Recension de l’article de Boulevard Voltaire à retrouver ICI

Marc Baudriller. Aude Mirkovic, vous êtes maître de conférences en droit privé et porte-parole de l’association Juristes pour l’enfance. La Commission européenne a présenté, mercredi dernier, un texte qui oblige les états à reconnaitre comme parents d’un enfant toute personne reconnue comme telle dans un des états de l’Union européenne (UE). Pourquoi ce texte ? Y avait-il urgence ?

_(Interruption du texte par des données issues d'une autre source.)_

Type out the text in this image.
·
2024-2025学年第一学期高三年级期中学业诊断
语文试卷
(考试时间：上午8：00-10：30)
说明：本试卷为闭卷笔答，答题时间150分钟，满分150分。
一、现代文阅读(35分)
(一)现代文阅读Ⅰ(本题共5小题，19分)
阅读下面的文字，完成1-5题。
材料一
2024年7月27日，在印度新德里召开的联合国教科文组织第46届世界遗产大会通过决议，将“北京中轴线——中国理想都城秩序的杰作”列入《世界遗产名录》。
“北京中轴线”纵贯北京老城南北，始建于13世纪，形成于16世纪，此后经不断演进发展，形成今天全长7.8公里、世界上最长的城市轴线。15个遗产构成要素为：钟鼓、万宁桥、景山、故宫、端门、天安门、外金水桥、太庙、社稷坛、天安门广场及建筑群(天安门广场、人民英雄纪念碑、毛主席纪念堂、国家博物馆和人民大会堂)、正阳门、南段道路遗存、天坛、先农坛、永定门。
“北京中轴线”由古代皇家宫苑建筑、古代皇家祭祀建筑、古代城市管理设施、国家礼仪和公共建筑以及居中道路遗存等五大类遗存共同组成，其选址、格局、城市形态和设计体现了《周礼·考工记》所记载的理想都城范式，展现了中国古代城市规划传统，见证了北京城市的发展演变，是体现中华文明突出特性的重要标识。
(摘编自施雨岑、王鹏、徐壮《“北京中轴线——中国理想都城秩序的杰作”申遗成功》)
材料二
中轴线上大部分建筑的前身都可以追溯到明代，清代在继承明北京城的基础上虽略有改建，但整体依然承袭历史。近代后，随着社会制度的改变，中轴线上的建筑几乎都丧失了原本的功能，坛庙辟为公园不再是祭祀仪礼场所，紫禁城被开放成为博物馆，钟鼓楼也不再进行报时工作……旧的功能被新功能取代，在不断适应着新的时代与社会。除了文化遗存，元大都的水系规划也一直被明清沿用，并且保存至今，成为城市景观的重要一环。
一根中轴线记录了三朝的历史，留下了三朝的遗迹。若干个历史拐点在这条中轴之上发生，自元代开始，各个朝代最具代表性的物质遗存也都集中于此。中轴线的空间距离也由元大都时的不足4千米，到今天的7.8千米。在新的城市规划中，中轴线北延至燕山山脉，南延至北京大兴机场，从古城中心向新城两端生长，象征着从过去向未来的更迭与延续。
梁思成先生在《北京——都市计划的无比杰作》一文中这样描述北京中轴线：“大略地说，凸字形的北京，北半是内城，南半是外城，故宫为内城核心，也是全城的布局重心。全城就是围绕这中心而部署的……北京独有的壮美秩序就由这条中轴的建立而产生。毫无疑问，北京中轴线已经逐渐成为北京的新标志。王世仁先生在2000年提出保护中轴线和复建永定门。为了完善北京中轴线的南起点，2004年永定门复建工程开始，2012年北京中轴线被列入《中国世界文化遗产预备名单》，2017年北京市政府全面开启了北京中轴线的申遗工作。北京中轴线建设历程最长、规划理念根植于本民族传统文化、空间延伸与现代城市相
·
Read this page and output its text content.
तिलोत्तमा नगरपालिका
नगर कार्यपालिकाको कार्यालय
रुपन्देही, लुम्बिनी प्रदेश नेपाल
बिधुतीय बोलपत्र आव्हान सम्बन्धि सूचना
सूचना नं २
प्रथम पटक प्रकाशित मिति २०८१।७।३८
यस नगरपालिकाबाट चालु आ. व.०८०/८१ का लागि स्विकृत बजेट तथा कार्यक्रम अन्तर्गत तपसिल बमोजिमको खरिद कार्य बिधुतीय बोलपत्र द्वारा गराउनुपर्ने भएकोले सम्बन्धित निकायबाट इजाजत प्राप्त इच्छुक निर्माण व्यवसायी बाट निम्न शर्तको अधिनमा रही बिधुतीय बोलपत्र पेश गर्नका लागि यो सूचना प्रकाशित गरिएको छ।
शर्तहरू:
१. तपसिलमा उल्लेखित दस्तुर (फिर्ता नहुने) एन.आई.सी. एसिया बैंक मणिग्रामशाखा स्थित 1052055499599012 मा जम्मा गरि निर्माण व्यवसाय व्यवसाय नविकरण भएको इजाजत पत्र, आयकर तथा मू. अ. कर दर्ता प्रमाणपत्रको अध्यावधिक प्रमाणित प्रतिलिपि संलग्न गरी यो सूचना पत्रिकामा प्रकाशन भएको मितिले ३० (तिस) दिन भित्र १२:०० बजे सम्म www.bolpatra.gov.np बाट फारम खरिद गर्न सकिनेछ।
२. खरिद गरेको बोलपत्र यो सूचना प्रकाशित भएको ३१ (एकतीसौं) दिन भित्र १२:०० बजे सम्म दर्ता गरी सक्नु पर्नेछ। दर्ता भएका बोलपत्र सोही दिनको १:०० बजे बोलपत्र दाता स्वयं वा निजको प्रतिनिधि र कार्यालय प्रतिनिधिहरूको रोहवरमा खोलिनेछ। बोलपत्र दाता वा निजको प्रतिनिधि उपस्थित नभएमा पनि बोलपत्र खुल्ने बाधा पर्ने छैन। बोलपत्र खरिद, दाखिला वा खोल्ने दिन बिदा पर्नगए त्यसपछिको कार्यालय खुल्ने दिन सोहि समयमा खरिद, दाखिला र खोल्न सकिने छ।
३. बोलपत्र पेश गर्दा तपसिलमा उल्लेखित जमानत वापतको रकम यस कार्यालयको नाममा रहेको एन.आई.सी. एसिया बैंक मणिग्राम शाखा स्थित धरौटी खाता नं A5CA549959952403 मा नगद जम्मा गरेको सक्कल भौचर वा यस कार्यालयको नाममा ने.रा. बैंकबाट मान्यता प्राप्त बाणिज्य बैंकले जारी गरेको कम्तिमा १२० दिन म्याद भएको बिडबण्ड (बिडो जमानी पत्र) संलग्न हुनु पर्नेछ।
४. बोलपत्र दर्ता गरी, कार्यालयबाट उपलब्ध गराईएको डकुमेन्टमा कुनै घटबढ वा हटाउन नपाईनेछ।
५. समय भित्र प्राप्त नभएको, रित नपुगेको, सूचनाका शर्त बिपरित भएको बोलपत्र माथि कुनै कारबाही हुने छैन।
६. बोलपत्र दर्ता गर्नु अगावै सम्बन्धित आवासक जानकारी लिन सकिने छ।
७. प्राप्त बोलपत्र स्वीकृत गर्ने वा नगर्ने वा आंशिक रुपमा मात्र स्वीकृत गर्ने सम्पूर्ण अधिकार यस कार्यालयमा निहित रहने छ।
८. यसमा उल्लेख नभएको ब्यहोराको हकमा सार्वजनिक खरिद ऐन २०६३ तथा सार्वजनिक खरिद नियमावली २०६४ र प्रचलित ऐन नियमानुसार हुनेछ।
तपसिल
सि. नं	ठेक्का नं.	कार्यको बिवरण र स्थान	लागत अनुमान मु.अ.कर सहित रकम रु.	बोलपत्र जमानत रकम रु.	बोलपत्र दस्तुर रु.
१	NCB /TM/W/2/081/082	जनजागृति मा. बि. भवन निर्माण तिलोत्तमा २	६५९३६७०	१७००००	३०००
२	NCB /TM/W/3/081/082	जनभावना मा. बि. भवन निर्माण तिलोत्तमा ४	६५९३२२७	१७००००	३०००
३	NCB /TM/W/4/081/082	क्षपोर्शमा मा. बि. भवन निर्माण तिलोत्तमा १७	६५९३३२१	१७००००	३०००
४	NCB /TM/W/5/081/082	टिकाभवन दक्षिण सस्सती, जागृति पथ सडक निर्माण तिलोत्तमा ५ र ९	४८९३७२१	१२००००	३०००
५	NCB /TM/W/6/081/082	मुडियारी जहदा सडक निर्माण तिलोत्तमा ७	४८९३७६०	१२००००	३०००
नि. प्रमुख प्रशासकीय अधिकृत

Aude Mirkovic. Il n’y avait aucune urgence à tel point que, dans la procédure consultative qui a précédé l’annonce de ce règlement, la Commission européenne a dû inventer des cas d’école parce qu’il n’y avait pas assez de cas réels pour justifier ce projet. On invoque la libre circulation des personnes comme prétexte pour contraindre les États à entériner les filiations établies dans les autres États, quelles que soient les conditions dans lesquelles cela a été fait. Concrètement, ce règlement, s’il était adopté, aboutirait à obliger les États à entériner ou à se rendre complice des trafics d’enfants de toutes sortes qui pourraient avoir été validés dans un État de l’UE.

M.B. Les États pourront-ils tout de même refuser ce règlement européen ?

A. M. Un règlement est un texte obligatoire pour tous les États, il s’applique d’office. Il n’a pas besoin de quelque mesure que ce soit pour être intégré dans le droit interne. Vous êtes parents dans un État, vous êtes parents dans tous les États, quelle que soit la manière par laquelle vous êtes devenus parents. Jusques et y compris si, pour devenir parents, vous avez dû acheter l’abandon d’un enfant ou si le projet parental concerne trois ou quatre personnes. Les États devront reconnaître chez eux toutes les personnes établies comme parents quelque part sur le territoire de l’Union européenne.

M. B. Combien d’enfants sont-ils concernés ? La Commission parle de deux millions.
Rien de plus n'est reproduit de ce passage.